One of the funniest parts of the  presentation was a slide Trastek showed of the actual formula Medicare uses to pay physicians. It is such a complex equation that it ran off the right side of the slide, and Dr. Trastek said that wasn’t even the entire formula! That was a very good visual to show the complexity of the program, and why some people feel it’s unmanageable. Dr. Trastek also told us that Congress went home for Easter without deciding whether to cut physician payments or not (presumably Congress doesn’t want to cut payments and lose physician participants, but doesn’t know how find the money to do the pay-go thing), so Medicare has just stopped paying its bills altogether. Imagine trying to run a physician practice caught between the banks who aren’t lending to businesses and Medicare, which is no longer paying timely. Must be a CFO’s nightmare.

In addition, health care inflation is up 30% in last decade , while payments to physicians went down 5%. So it’s no surprise that physicians try to do more. That’s now they make money.

The current method of funding health care has been through a cost shift from the old to the young. But their are too many of us old people, and not enough young.  And many of the young are unemployed.  Or can’t pay the high premiums. One of the biggest parts of the legislation intends to fix all this.

Mayo has its own plan to address these conditions. It is aiming to create value, coordinate care, reform the payment system,  and thus insure everyone. As a result, it pushed hard to have the payment system shifted to value, or outcomes. As a system, it already measures outcomes, has cut costs, and aims for zero defects. Trastek feels it is the physician’s job to help  patients get the best care under the new law.

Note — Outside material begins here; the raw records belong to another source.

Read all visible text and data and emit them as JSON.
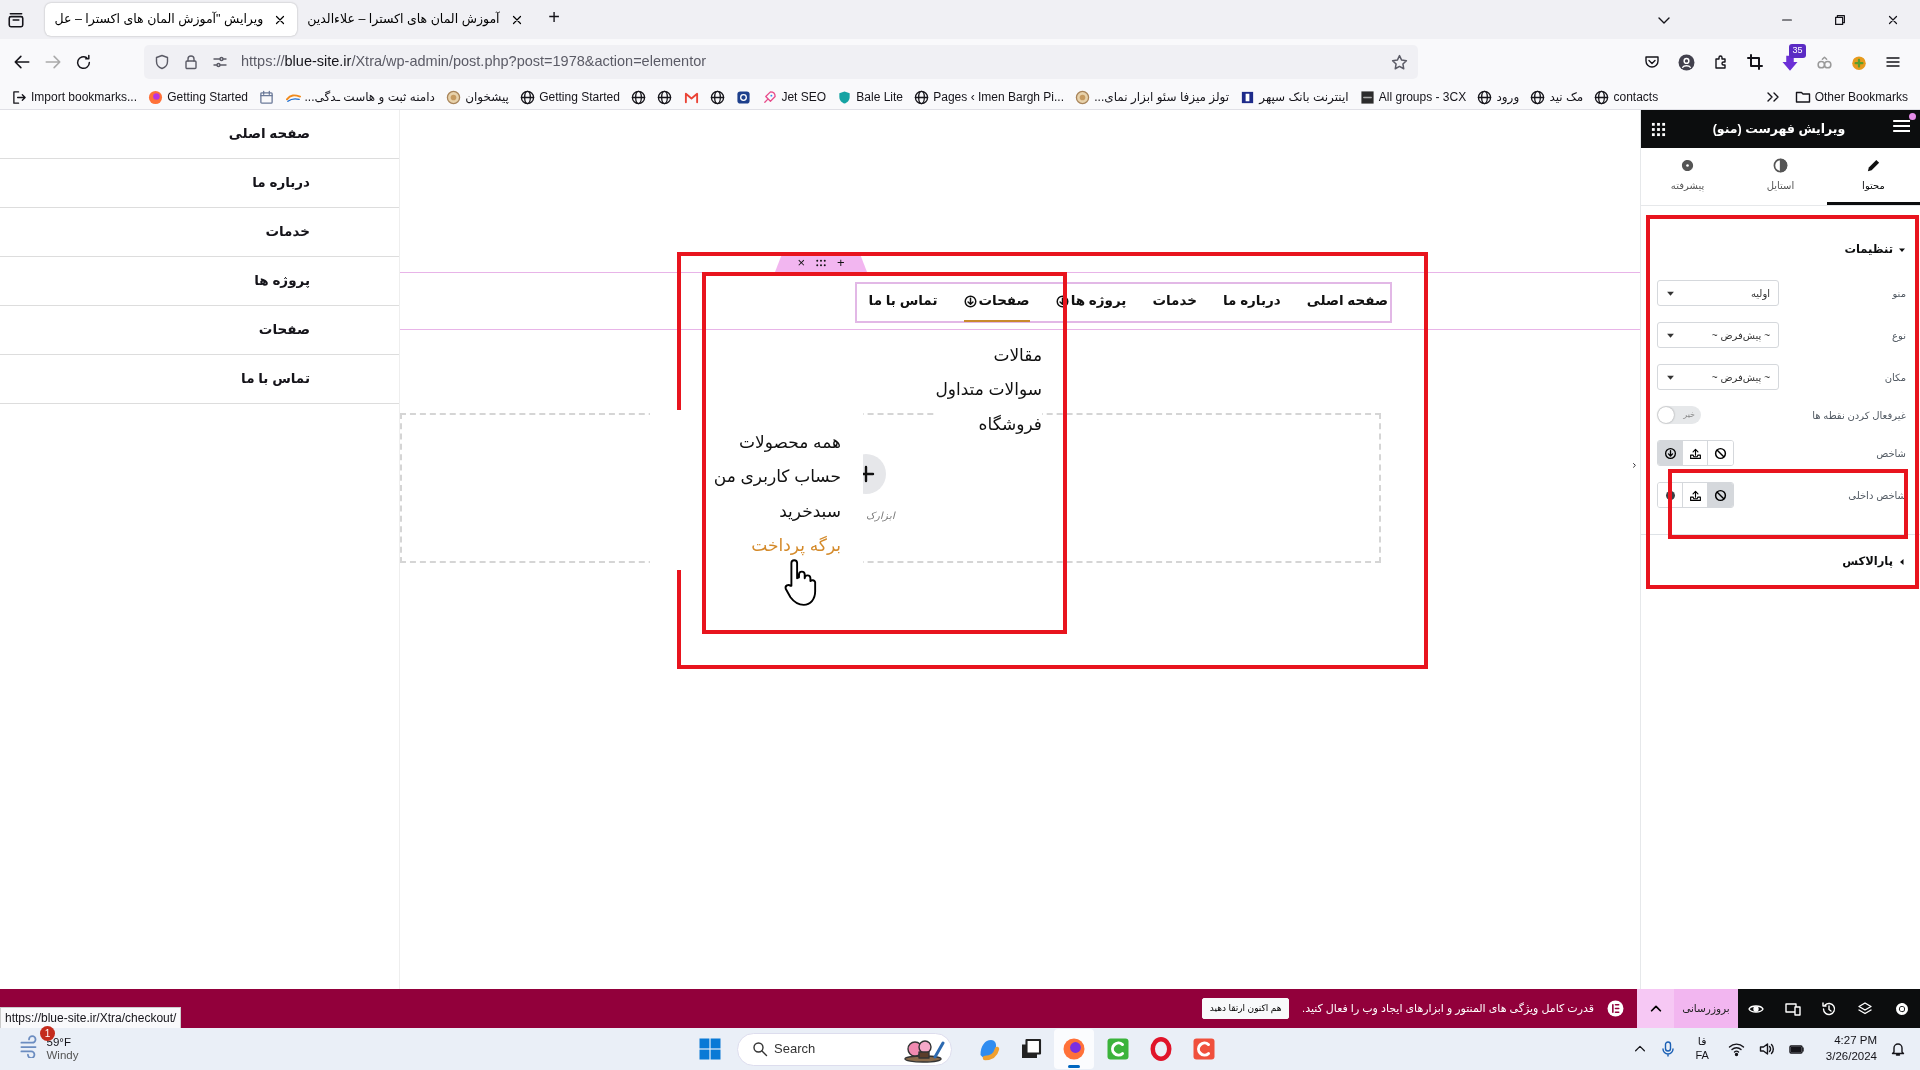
{
  "browser": {
    "tabs": [
      {
        "title": "آموزش المان های اکسترا – علاءالدین",
        "selected": false
      },
      {
        "title": "ویرایش \"آموزش المان های اکسترا – عل",
        "selected": true
      }
    ],
    "new_tab": "+",
    "url": "https://**blue-site.ir**/Xtra/wp-admin/post.php?post=1978&action=elementor",
    "extension_badge": "35",
    "bookmarks": [
      {
        "kind": "globe",
        "label": "contacts"
      },
      {
        "kind": "globe",
        "label": "مک نید"
      },
      {
        "kind": "globe",
        "label": "ورود"
      },
      {
        "kind": "cx",
        "label": "All groups - 3CX"
      },
      {
        "kind": "bank",
        "label": "اینترنت بانک سپهر"
      },
      {
        "kind": "lion",
        "label": "تولز میزفا سئو ابزار نمای..."
      },
      {
        "kind": "globe",
        "label": "Pages ‹ Imen Bargh Pi..."
      },
      {
        "kind": "shield",
        "label": "Bale Lite"
      },
      {
        "kind": "rocket",
        "label": "Jet SEO"
      },
      {
        "kind": "square"
      },
      {
        "kind": "globe"
      },
      {
        "kind": "mail"
      },
      {
        "kind": "globe"
      },
      {
        "kind": "globe"
      },
      {
        "kind": "globe",
        "label": "Getting Started"
      },
      {
        "kind": "lion",
        "label": "پیشخوان"
      },
      {
        "kind": "swoosh",
        "label": "دامنه ثبت و هاست ـدگی..."
      },
      {
        "kind": "calendar"
      },
      {
        "kind": "fox",
        "label": "Getting Started"
      },
      {
        "kind": "import",
        "label": "Import bookmarks..."
      }
    ],
    "other_bookmarks": "Other Bookmarks"
  },
  "page_menu": [
    "صفحه اصلی",
    "درباره ما",
    "خدمات",
    "پروژه ها",
    "صفحات",
    "تماس با ما"
  ],
  "canvas": {
    "handle": {
      "close": "×",
      "add": "+"
    },
    "nav": [
      {
        "label": "صفحه اصلی",
        "dropdown": false,
        "selected": false
      },
      {
        "label": "درباره ما",
        "dropdown": false,
        "selected": false
      },
      {
        "label": "خدمات",
        "dropdown": false,
        "selected": false
      },
      {
        "label": "پروژه ها",
        "dropdown": true,
        "selected": false
      },
      {
        "label": "صفحات",
        "dropdown": true,
        "selected": true,
        "expanded": true,
        "children": [
          {
            "label": "مقالات",
            "hovered": false
          },
          {
            "label": "سوالات متداول",
            "hovered": false
          },
          {
            "label": "فروشگاه",
            "hovered": false,
            "expanded": true,
            "children": [
              {
                "label": "همه محصولات",
                "hovered": false
              },
              {
                "label": "حساب کاربری من",
                "hovered": false
              },
              {
                "label": "سبدخرید",
                "hovered": false
              },
              {
                "label": "برگه پرداخت",
                "hovered": true
              }
            ]
          }
        ]
      },
      {
        "label": "تماس با ما",
        "dropdown": false,
        "selected": false
      }
    ],
    "empty_section": {
      "add_label": "ابزارک"
    }
  },
  "panel": {
    "title": "ویرایش فهرست (منو)",
    "notification": true,
    "tabs": [
      {
        "label": "محتوا",
        "kind": "pencil",
        "selected": true
      },
      {
        "label": "استایل",
        "kind": "contrast",
        "selected": false
      },
      {
        "label": "پیشرفته",
        "kind": "gear",
        "selected": false
      }
    ],
    "sections": [
      {
        "title": "تنظیمات",
        "expanded": true,
        "controls": [
          {
            "kind": "select",
            "label": "منو",
            "value": "اولیه"
          },
          {
            "kind": "select",
            "label": "نوع",
            "value": "~ پیش‌فرض ~"
          },
          {
            "kind": "select",
            "label": "مکان",
            "value": "~ پیش‌فرض ~"
          },
          {
            "kind": "toggle",
            "label": "غیرفعال کردن نقطه ها",
            "on": false,
            "off_text": "خیر"
          },
          {
            "kind": "choose",
            "label": "شاخص",
            "options": [
              {
                "kind": "arrow",
                "selected": true
              },
              {
                "kind": "upload",
                "selected": false
              },
              {
                "kind": "none",
                "selected": false
              }
            ]
          },
          {
            "kind": "choose",
            "label": "شاخص داخلی",
            "options": [
              {
                "kind": "dot",
                "selected": false
              },
              {
                "kind": "upload",
                "selected": false
              },
              {
                "kind": "none",
                "selected": true
              }
            ]
          }
        ]
      },
      {
        "title": "پارالاکس",
        "expanded": false
      }
    ]
  },
  "editor_bar": {
    "update_button": "بروزرسانی",
    "promo_text": "قدرت کامل ویژگی های المنتور و ابزارهای ایجاد وب را فعال کنید.",
    "promo_button": "هم اکنون ارتقا دهید"
  },
  "status_url": "https://blue-site.ir/Xtra/checkout/",
  "taskbar": {
    "weather_badge": "1",
    "temperature": "59°F",
    "condition": "Windy",
    "search": "Search",
    "apps": [
      {
        "kind": "copilot",
        "active": false
      },
      {
        "kind": "windows",
        "active": false
      },
      {
        "kind": "fox",
        "active": true
      },
      {
        "kind": "greenc",
        "active": false
      },
      {
        "kind": "ring",
        "active": false
      },
      {
        "kind": "redc",
        "active": false
      }
    ],
    "language_script": "فا",
    "language": "FA",
    "time": "4:27 PM",
    "date": "3/26/2024"
  }
}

And speaking of the law: Dr. Trastek admitted that will take months for Mayo to figure out everything that’s in it.  Bottom line, it will cover 30 million more people, of whom 14 million will be on Medicaid, which states will have to find a way to pay for. That’s why fifteen governors are suing to opt out. But opting out doesn’t seem like Mayo’s answer to the problem: Mayo says we have to deal with utilization or we will never fix the system, because utilization will double and triple without control. Dr. Trastek pointed out that Medicare patients now have the right to see a specialist every day if they want to, and in most cases it’s free. And the specialists (he didn’t say this) don’t try to control utilization, because Medicare doesn’t reimburse them enough and they thus have to “make it up in volume.”

The best parts of the program, I think Trastek believes, are pilot programs to pay for value, and the move of the industry to technology (robotic surgery, tele-stroke programs where doctors are virtually present in rural emergency rooms, and electronic medical records). The messiest parts are mandating that well people buy insurance, fixing the primary care doc shortage, getting rid of skyrocketing debt for medical education, and taking care of payment systems that encourage physicians to drop Medicare patients. Some of the innovative things Mayo does include teaching medical students “delivery skills” such as law and journalism, to improve their communication with patients; training through simulation and collaboration; and

After presenting this factual and complicated picture, Trastek came back to what we can do. Again he pointed out that everybody has to do something — physicians can’t sit back this time and not change their practice methods, and patients can’t continue the American lifestyle of “I will do anything I want, and if I break you will fix me so I can go back out and do it again.”  He believes that in the future, patients will be financially incentivized to take better care of themselves, and health systems will have to learn to work together.   And if not, there WILL be rationing. Health care can’t be free.